Transforma el odio y el miedo en energía.
Busca
un nuevo orden mundial más justo basado no en la fuerza
sino en la cooperación. Palabras más, palabras
menos, ese fue el mensaje claro y firme del pastor negro Jesse
Jackson, quien no ocultó su deseo de que algún
día el presidente venezolano pueda reunirse con el de
Estados Unidos bajo unas premisas que parecen encontrarse en
las antípodas de lo que ha sido, hasta ahora, la política
de Venezuela en contra de los Estados Unidos.
Pero
el domingo y luego el lunes fue el embajador de China, el señor
Ju Yijie quien, desde las sutiles formas del lenguaje diplomático,
deslizó en el buzón de correo de Miraflores, dos
o tres cargas de profundidad que deben haber calado bien hondo
en la suite japonesa del Palacio.
"Creo
que no solamente China y Venezuela, sino muchos países,
pueden estar en desacuerdo con la política exterior de
los Estados Unidos pero manteniendo, al mismo tiempo, los vínculos
comerciales", advirtió el señor Yijie en
correctísimo castellano y con la peculiar cortesía
de oriental, en lo que no solamente constituye una lección
de pragmatismo, sino la advertencia de que su país no
pondrá en riesgo las ventajas derivadas de tener, en
Estados Unidos, su segundo socio comercial más importante,
sólo por apoyar la cruzada chavista en contra de Estados
Unidos y sus ínfulas de convertirse en la nueva referencia
continental del antiimperialismo.
Aunque
las cosas no quedaron allí y de las declaraciones del
embajador se desprende que no existe gran entusiasmo en la idea
de convertir a China en el mercado sustituto de Estados Unidos
para el crudo venezolano.
El
embajador señaló que, en primer lugar, son los
clientes del continente el mercado natural para Venezuela, para
luego advertir que las refinerías de su país deberían
ser reconvertidas para procesar nuestros petróleos, además
de que se deben aclarar temas cruciales como el transporte y
las cuotas de producción.
En
definitiva, quiera o no, Venezuela seguirá atada a las
riendas del imperio, el suministrador seguro, fiel y puntual
a la hora de cancelar la factura petrolera en divisas contantes
y sonantes, mas no en vaquillas preñadas, queso amarillo,
médicos, monitores deportivos y demás menudencias
incapaces de saciar el ansia incontenible de petrodólares.
De
manera que el imperialismo que nos sojuzga, nos explota y nos
somete ignominiosamente, resulta vital para la concreción
de la utopía socialista de la patria grande y de la chiquita.

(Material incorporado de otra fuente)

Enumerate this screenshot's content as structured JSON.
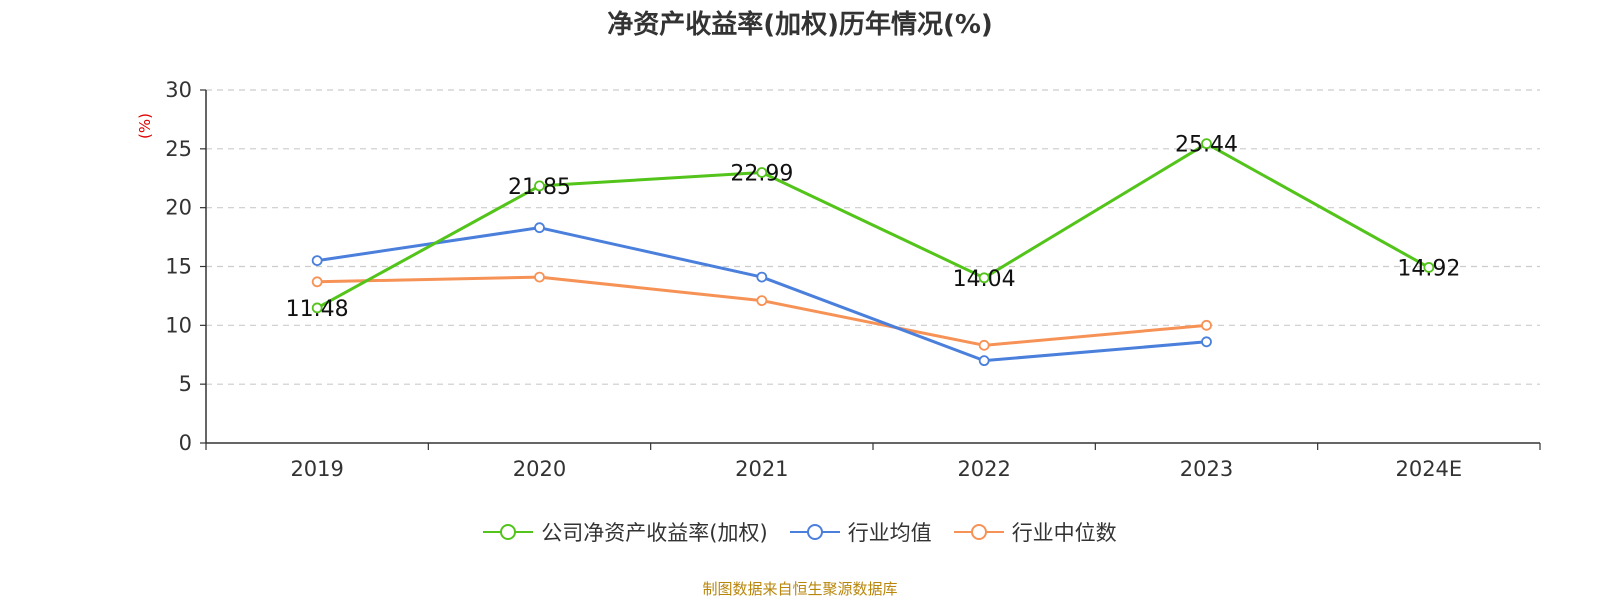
{
  "chart_data": {
    "type": "line",
    "title": "净资产收益率(加权)历年情况(%)",
    "ylabel": "(%)",
    "xlabel": "",
    "categories": [
      "2019",
      "2020",
      "2021",
      "2022",
      "2023",
      "2024E"
    ],
    "ylim": [
      0,
      30
    ],
    "yticks": [
      0,
      5,
      10,
      15,
      20,
      25,
      30
    ],
    "grid": true,
    "legend_position": "bottom",
    "series": [
      {
        "name": "公司净资产收益率(加权)",
        "color": "#52c41a",
        "values": [
          11.48,
          21.85,
          22.99,
          14.04,
          25.44,
          14.92
        ],
        "labels": [
          "11.48",
          "21.85",
          "22.99",
          "14.04",
          "25.44",
          "14.92"
        ]
      },
      {
        "name": "行业均值",
        "color": "#4a7fdc",
        "values": [
          15.5,
          18.3,
          14.1,
          7.0,
          8.6,
          null
        ]
      },
      {
        "name": "行业中位数",
        "color": "#f79256",
        "values": [
          13.7,
          14.1,
          12.1,
          8.3,
          10.0,
          null
        ]
      }
    ]
  },
  "footer": "制图数据来自恒生聚源数据库"
}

El es el médico que nos transfunde, en dosis cada vez
mayores, la droga del poder. Porque sin dólares no hay
revolución, ni liderazgo, ni festivales de la juventud,
ni helicópteros rusos, barcos españoles, ni evos
morales, ni compras de deuda ecuatoriana, ni subimperialismo
venezolano. El día en que el imperio sea destruido, como
lo ha proclamado el gran timonel incansablemente, se acabó
el sueño y entonces él dirá, a diferencia
de Martin Luther King y en tiempo presente, tengo una pesadilla.
Roberto
Giusti es un reconocido periodista Venezolano.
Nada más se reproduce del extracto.